Das Verkehrslexikon

A     B     C     D     E     F     G     H     I     K     L     M     N     O     P     Q     R     S     T     U     V     W     Z    

OLG Nürnberg Beschluss vom 25.03.2015 - 2 Ws 426/14 - Unwirksamkeit der Abtretung des Kostenerstattungsanspruchs des Beschuldigten gegen die Staatskasse

OLG Nürnberg v. 25.03.2015: Unwirksamkeit der Abtretung des Kostenerstattungsanspruchs des Beschuldigten gegen die Staatskasse


Das OLG Nürnberg (Beschluss vom 25.03.2015 - 2 Ws 426/14) hat entschieden:
Die Abtretung des Kostenerstattungsanspruchs des Beschuldigten gegen die Staatskasse an seinen Verteidiger ist gemäß § 305c BGB unwirksam, wenn sie in der formularmäßig ausgestalteten Vollmachtsurkunde „erklärt“ (also ein Angebot auf Abschluss eines Abtretungsvertrags abgegeben) wird, ohne dass in der Überschrift oder sonst in hervorgehobener Weise ein deutlicher Hinweis hierauf erfolgt.
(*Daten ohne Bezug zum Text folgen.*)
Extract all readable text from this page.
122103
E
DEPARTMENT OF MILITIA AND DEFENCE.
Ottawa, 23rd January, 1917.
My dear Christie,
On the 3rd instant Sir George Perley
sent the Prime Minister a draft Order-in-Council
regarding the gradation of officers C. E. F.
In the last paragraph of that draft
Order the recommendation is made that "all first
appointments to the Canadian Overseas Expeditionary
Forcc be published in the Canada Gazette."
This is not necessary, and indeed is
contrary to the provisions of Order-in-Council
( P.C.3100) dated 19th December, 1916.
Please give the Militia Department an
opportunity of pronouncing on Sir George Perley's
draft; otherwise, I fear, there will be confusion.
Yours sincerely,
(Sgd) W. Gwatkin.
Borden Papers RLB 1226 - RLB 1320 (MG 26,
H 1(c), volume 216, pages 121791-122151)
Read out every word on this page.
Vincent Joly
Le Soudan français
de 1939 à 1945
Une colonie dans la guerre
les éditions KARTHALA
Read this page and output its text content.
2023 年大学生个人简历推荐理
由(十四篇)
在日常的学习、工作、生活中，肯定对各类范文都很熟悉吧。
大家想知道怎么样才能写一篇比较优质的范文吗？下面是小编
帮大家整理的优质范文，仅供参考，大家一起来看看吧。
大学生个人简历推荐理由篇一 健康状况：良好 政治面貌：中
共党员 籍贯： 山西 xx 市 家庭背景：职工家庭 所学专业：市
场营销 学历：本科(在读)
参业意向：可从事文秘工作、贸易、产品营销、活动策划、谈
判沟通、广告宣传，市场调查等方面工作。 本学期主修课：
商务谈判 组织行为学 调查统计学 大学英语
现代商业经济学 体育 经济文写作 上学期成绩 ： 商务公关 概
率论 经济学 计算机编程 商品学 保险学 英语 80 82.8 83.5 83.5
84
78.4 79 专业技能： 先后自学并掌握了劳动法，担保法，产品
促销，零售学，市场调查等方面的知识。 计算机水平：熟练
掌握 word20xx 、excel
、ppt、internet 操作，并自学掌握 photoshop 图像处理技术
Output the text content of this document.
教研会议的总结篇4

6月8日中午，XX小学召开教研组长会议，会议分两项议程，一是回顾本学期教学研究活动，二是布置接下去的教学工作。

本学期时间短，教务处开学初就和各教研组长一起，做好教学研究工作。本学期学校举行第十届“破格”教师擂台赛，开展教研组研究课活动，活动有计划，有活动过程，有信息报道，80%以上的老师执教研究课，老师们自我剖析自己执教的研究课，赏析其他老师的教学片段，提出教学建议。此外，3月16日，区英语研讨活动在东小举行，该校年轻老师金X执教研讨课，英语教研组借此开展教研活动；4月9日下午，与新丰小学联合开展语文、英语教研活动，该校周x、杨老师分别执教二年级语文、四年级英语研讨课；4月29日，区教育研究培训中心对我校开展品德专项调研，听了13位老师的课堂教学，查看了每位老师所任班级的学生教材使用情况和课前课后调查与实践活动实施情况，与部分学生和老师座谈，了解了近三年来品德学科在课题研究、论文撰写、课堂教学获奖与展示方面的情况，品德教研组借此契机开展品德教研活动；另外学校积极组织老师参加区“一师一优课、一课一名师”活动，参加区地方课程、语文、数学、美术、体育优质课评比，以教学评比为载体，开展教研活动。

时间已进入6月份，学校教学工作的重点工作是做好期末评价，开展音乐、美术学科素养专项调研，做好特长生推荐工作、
Siehe auch Die Vollmacht des Rechtsanwalts und Abtretung von RA-Gebührenansprüchen


Gründe:

I.

Der Senat hat im Strafvollstreckungsverfahren 2 Ws 704/13 mit Beschluss vom 05.05.2014 auf die Beschwerde des Verurteilten den Beschluss der auswärtigen Strafvollstreckungskammer des Landgerichts Regensburg mit dem Sitz in Straubing vom 22.11.2013 hinsichtlich bestimmter Weisungen aufgehoben und die Kosten des Beschwerdeverfahrens sowie die notwendigen Auslagen des Verurteilten im Beschwerdeverfahren der Staatskasse auferlegt.

Die Verteidigerin des Verurteilten beantragte mit Schreiben vom 09.05.2014 gemäß § 126 Abs. 1 ZPO im eigenen Namen, die notwendigen Auslagen ihres Mandanten für das Beschwerdeverfahren auf 448,75 € (Wahlverteidigermittelgebühr gemäß Nr. 4201 VV-RVG) festzusetzen.

Die Strafvollstreckungskammer hat nach Anhörung des Bezirksrevisors und Stellungnahme der Antragstellerin mit Beschluss der Rechtspflegerin vom 10.07.2014 den Antrag der Verteidigerin auf Festsetzung notwendiger Auslagen im eigenen Namen gegen die Staatskasse unter Hinweis auf die in anderer Sache ergangene Entscheidung des Senats vom 20.05.2014 (2 Ws 225/14) zurückgewiesen.

Hiergegen legte die Antragstellerin mit Schreiben vom 17.07.2014 sofortige Beschwerde ein. Zur Begründung führt sie aus, in der seit Juli 2013 vorliegenden Strafprozessvollmacht (vom 19.06.2013; Bl. 130 d.A.) habe der Verurteilte seine Erstattungsansprüche gegen die Staatskasse an seine Rechtsanwältin abgetreten, so dass sie im eigenen Namen antragsbefugt sei.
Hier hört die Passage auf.